[RFC PATCH] hw/arm/virt: Add support for NUMA on ARM64
Shannon Zhao
zhaoshenglong at huawei.com
Tue Dec 2 04:56:26 PST 2014
Add support for NUMA on ARM64. Tested successfully running a guest
Linux kernel with the following patch applied:
- arm64:numa: adding numa support for arm64 platforms.
http://www.spinics.net/lists/arm-kernel/msg365316.html
Example qemu command line:
qemu-system-aarch64 \
-enable-kvm -smp 4\
-kernel Image \
-m 512 -machine virt,kernel_irqchip=on \
-initrd guestfs.cpio.gz \
-cpu host -nographic \
-numa node,mem=256M,cpus=0-1,nodeid=0 \
-numa node,mem=256M,cpus=2-3,nodeid=1 \
-append "console=ttyAMA0 root=/dev/ram"
Todo:
1)The NUMA nodes information in DT is not finalized yet, so this
patch might need to be further modified to follow any changes in it.
2)Consider IO-NUMA as well
Please refer to the following url for NUMA DT node details:
- Documentation: arm64/arm: dt bindings for numa.
http://www.spinics.net/lists/arm-kernel/msg380200.html
Example: 2 Node system each having 2 CPUs and a Memory
numa-map {
#address-cells = <2>;
#size-cells = <1>;
#node-count = <2>;
mem-map = <0x0 0x40000000 0>,
<0x0 0x50000000 1>;
cpu-map = <0 1 0>,
<2 3 1>;
node-matrix = <0 0 10>,
<0 1 20>,
<1 0 20>,
<1 1 10>;
};
- mem-map: This property defines the association between a range of
memory and the proximity domain/numa node to which it belongs.
- cpu-map: This property defines the association of range of processors
(range of cpu ids) and the proximity domain to which
the processor belongs.
- node-matrix: This table provides a matrix that describes the relative
distance (memory latency) between all System Localities.
The value of each Entry[i j distance] in node-matrix table,
where i represents a row of a matrix and j represents a
column of a matrix, indicates the relative distances
from Proximity Domain/Numa node i to every other
node j in the system (including itself).
Signed-off-by: Shannon Zhao <zhaoshenglong at huawei.com>
---
hw/arm/boot.c | 25 ------------
hw/arm/virt.c | 120 +++++++++++++++++++++++++++++++++++++++++++++++++++++---
2 files changed, 113 insertions(+), 32 deletions(-)

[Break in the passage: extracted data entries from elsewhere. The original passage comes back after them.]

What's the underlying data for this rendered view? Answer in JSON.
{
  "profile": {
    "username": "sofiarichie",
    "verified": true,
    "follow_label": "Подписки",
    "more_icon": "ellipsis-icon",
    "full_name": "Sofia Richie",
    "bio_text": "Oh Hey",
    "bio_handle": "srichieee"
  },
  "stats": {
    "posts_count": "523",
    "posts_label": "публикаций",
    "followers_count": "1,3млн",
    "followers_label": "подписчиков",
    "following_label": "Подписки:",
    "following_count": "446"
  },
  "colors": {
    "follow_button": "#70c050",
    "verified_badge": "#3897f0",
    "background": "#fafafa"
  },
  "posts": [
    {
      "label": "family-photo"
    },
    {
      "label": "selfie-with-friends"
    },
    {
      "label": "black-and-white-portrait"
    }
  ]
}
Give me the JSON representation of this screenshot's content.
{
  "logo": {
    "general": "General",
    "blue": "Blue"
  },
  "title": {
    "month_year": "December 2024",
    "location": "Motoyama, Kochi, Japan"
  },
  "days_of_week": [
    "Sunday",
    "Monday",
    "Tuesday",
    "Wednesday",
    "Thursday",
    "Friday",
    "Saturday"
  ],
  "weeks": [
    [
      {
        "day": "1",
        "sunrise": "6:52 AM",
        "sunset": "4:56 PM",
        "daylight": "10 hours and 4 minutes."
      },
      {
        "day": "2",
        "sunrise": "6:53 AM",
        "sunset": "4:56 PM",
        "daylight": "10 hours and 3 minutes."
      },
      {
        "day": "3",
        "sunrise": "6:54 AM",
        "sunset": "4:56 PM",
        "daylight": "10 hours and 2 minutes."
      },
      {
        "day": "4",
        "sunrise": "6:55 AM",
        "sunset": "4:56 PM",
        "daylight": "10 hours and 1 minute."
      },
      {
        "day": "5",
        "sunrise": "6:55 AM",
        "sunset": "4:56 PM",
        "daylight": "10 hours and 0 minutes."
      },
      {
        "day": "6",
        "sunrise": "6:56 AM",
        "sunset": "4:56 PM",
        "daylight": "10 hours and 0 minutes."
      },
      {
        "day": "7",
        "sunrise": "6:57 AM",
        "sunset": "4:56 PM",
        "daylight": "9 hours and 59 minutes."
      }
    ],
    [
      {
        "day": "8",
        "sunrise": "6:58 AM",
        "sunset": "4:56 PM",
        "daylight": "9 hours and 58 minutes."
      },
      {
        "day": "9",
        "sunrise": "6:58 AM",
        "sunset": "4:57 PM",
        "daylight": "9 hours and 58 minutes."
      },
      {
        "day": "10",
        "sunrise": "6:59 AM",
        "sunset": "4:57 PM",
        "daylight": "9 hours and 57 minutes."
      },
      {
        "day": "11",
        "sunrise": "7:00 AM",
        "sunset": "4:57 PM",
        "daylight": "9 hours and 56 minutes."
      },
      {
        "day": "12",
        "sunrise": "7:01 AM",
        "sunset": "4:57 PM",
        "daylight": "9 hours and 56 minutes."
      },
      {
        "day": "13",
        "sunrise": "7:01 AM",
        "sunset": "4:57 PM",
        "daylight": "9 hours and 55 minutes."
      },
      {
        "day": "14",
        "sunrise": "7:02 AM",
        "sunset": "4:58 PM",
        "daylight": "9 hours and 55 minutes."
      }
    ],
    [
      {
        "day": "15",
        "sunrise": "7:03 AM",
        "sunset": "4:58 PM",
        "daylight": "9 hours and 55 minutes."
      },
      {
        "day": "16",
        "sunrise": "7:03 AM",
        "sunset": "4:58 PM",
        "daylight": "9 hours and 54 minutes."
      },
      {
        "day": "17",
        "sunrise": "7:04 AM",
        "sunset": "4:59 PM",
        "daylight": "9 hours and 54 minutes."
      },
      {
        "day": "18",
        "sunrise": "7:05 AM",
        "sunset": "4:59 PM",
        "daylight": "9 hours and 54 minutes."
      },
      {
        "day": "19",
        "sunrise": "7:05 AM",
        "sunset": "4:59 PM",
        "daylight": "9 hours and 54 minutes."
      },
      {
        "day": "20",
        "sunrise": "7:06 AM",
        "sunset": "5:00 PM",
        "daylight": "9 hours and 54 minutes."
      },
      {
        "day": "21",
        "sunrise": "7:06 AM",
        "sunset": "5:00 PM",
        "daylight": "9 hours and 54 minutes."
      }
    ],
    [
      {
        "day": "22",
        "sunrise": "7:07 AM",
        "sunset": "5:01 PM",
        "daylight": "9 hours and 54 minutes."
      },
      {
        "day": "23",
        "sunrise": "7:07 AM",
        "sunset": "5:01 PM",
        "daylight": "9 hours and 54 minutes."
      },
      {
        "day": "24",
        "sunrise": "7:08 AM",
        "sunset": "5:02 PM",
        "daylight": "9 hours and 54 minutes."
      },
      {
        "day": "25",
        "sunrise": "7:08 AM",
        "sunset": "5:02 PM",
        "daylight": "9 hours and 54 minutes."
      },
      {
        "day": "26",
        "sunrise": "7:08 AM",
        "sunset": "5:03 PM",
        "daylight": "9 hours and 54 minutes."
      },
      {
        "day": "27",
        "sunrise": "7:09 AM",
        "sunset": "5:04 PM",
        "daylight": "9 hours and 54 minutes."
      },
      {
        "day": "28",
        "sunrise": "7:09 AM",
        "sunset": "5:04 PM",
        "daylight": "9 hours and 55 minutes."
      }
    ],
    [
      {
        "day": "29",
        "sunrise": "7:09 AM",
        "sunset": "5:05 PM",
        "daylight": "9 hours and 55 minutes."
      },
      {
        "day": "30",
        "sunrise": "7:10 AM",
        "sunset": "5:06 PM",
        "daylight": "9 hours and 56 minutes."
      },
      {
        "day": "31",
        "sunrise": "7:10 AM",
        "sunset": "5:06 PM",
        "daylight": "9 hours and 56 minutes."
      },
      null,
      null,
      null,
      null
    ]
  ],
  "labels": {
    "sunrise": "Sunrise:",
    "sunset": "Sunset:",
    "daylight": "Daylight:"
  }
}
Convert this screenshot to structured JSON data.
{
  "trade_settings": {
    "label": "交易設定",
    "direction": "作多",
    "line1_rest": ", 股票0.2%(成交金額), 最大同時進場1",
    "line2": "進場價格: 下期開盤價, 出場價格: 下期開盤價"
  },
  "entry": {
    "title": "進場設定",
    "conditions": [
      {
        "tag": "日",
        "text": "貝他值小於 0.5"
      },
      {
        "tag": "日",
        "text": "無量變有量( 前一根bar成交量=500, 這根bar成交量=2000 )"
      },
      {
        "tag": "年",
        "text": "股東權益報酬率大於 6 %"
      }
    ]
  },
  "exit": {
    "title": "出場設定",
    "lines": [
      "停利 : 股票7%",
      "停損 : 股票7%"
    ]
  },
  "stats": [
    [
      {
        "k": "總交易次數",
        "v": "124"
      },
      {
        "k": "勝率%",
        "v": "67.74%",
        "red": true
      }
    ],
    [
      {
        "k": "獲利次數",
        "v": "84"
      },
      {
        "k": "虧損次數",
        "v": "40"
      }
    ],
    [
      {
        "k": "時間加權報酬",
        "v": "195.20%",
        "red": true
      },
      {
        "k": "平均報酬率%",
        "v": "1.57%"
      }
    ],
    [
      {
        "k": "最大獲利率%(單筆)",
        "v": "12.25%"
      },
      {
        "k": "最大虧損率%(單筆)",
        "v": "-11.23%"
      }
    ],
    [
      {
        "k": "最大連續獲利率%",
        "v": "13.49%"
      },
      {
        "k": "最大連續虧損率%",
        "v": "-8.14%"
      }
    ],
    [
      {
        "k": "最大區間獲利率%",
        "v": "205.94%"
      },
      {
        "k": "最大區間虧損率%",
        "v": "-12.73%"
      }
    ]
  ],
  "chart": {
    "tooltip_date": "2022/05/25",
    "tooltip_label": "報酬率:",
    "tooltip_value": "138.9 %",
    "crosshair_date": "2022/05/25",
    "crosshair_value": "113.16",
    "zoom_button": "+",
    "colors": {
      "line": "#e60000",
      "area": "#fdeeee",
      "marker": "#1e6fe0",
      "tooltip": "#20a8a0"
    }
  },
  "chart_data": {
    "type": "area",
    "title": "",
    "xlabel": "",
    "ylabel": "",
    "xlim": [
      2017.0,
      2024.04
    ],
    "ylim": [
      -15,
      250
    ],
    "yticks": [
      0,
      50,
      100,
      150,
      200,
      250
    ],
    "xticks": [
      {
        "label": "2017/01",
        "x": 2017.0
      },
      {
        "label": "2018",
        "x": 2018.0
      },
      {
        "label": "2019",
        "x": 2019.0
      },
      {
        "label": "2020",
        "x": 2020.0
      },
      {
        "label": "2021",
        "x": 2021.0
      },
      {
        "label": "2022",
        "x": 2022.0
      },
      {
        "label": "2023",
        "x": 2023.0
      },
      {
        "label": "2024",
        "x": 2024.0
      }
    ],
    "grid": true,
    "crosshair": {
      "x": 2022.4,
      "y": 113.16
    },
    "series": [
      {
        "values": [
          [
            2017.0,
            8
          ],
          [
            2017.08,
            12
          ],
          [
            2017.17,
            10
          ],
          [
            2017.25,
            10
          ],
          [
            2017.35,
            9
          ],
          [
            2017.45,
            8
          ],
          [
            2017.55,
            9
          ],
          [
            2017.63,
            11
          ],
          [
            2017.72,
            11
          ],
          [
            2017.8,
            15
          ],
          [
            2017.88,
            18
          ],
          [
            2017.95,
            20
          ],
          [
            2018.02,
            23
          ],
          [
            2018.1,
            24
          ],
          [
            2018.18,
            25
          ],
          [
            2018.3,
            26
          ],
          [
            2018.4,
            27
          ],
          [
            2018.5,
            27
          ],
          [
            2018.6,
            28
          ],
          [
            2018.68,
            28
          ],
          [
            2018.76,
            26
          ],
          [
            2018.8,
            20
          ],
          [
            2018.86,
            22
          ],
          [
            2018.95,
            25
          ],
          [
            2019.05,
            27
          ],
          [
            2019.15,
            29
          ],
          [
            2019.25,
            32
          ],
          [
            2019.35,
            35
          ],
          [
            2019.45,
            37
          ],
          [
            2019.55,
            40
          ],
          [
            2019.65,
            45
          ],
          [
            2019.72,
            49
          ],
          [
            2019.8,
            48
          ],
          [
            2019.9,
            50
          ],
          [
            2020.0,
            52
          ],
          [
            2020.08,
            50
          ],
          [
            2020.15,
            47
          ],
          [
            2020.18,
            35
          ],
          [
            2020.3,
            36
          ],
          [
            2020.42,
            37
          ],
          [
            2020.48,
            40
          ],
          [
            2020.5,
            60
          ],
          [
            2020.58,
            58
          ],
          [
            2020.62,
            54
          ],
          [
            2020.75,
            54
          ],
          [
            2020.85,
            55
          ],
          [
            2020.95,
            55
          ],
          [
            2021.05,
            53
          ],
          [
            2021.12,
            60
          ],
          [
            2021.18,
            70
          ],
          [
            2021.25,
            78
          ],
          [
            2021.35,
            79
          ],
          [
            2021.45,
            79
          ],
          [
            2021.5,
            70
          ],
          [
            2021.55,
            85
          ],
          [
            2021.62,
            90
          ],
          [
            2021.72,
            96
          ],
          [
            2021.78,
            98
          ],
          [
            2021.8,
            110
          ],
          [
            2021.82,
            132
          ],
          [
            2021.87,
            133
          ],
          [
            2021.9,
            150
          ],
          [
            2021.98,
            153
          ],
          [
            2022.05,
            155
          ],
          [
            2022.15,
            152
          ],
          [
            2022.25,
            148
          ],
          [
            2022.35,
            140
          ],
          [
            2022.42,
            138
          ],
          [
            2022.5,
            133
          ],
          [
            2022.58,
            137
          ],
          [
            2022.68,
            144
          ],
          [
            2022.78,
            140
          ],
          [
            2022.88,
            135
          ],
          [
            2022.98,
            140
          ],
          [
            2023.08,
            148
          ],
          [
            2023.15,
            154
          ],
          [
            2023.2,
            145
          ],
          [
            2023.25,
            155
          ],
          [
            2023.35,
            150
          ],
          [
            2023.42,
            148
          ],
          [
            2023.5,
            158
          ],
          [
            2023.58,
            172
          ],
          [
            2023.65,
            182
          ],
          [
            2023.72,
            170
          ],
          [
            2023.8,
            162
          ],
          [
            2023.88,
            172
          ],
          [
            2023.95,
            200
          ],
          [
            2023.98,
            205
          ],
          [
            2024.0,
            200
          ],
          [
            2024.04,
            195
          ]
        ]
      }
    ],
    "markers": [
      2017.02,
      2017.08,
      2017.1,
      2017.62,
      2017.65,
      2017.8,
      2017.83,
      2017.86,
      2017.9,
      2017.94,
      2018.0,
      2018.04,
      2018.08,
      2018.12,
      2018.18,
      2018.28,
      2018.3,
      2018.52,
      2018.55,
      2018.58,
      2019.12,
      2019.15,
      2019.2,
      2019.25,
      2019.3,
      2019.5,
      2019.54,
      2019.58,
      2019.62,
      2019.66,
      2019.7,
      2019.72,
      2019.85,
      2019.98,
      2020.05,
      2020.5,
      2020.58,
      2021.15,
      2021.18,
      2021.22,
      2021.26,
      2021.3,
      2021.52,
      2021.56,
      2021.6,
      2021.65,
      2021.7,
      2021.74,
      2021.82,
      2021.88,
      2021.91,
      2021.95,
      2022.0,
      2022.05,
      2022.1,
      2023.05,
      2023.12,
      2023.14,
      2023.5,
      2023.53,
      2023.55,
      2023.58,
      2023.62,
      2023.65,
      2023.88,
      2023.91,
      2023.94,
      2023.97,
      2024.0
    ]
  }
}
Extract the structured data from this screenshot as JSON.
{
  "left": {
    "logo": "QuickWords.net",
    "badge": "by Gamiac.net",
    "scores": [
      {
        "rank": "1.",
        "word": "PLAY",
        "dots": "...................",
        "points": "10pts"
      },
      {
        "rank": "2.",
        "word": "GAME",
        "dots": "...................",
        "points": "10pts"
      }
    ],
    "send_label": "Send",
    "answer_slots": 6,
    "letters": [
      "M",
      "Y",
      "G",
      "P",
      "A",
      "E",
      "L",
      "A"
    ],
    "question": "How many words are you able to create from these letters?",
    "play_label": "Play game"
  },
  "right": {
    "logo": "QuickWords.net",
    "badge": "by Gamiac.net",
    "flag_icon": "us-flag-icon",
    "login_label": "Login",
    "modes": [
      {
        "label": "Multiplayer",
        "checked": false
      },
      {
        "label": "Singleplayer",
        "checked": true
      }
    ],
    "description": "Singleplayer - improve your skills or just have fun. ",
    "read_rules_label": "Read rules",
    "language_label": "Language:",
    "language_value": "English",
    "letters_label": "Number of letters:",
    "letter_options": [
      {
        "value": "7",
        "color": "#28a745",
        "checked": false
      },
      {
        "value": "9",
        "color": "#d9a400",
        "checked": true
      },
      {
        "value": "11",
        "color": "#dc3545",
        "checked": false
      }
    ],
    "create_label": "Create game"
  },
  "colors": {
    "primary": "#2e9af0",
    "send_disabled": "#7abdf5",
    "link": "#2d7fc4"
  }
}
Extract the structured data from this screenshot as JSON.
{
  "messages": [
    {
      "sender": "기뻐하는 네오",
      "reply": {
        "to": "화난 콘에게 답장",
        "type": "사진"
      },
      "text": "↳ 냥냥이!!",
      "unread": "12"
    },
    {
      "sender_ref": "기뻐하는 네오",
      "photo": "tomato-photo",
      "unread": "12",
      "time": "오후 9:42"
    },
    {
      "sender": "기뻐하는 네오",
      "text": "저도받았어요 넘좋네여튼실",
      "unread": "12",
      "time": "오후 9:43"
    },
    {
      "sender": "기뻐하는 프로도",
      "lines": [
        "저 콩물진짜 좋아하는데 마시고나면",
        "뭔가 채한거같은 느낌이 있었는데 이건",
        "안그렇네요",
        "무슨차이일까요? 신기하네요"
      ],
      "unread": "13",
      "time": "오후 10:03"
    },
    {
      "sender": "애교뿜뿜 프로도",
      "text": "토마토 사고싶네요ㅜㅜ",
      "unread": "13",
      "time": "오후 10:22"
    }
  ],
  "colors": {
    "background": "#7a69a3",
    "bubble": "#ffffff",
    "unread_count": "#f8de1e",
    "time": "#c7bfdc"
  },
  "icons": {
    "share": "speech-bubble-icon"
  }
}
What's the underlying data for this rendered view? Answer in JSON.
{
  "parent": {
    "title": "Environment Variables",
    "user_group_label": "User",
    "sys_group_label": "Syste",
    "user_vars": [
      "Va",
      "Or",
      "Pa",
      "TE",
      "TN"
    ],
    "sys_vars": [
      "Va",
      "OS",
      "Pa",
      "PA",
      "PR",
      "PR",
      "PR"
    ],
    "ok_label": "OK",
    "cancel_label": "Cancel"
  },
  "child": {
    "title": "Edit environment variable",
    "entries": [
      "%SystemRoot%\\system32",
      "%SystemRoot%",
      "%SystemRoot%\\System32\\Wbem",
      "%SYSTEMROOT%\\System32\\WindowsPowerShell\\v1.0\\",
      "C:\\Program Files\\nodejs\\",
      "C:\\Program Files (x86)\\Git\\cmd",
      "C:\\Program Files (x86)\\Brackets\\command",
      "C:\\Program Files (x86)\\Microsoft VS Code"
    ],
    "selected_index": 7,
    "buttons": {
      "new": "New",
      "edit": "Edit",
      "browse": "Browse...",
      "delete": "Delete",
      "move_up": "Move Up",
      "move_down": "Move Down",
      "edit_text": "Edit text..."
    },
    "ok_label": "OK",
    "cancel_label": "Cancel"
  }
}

diff --git a/hw/arm/boot.c b/hw/arm/boot.c
index 0014c34..c20fee4 100644
--- a/hw/arm/boot.c
+++ b/hw/arm/boot.c
@@ -335,7 +335,6 @@ static int load_dtb(hwaddr addr, const struct arm_boot_info *binfo,
{
void *fdt = NULL;
int size, rc;
- uint32_t acells, scells;
if (binfo->dtb_filename) {
char *filename;
@@ -369,30 +368,6 @@ static int load_dtb(hwaddr addr, const struct arm_boot_info *binfo,
return 0;
}
- acells = qemu_fdt_getprop_cell(fdt, "/", "#address-cells");
- scells = qemu_fdt_getprop_cell(fdt, "/", "#size-cells");
- if (acells == 0 || scells == 0) {
- fprintf(stderr, "dtb file invalid (#address-cells or #size-cells 0)\n");
- goto fail;
- }
-
- if (scells < 2 && binfo->ram_size >= (1ULL << 32)) {
- /* This is user error so deserves a friendlier error message
- * than the failure of setprop_sized_cells would provide
- */
- fprintf(stderr, "qemu: dtb file not compatible with "
- "RAM size > 4GB\n");
- goto fail;
- }
-
- rc = qemu_fdt_setprop_sized_cells(fdt, "/memory", "reg",
- acells, binfo->loader_start,
- scells, binfo->ram_size);
- if (rc < 0) {
- fprintf(stderr, "couldn't set /memory/reg\n");
- goto fail;
- }
-
if (binfo->kernel_cmdline && *binfo->kernel_cmdline) {
rc = qemu_fdt_setprop_string(fdt, "/chosen", "bootargs",
binfo->kernel_cmdline);
diff --git a/hw/arm/virt.c b/hw/arm/virt.c
index 78f618d..9d18a91 100644
--- a/hw/arm/virt.c
+++ b/hw/arm/virt.c
@@ -170,8 +170,6 @@ static void create_fdt(VirtBoardInfo *vbi)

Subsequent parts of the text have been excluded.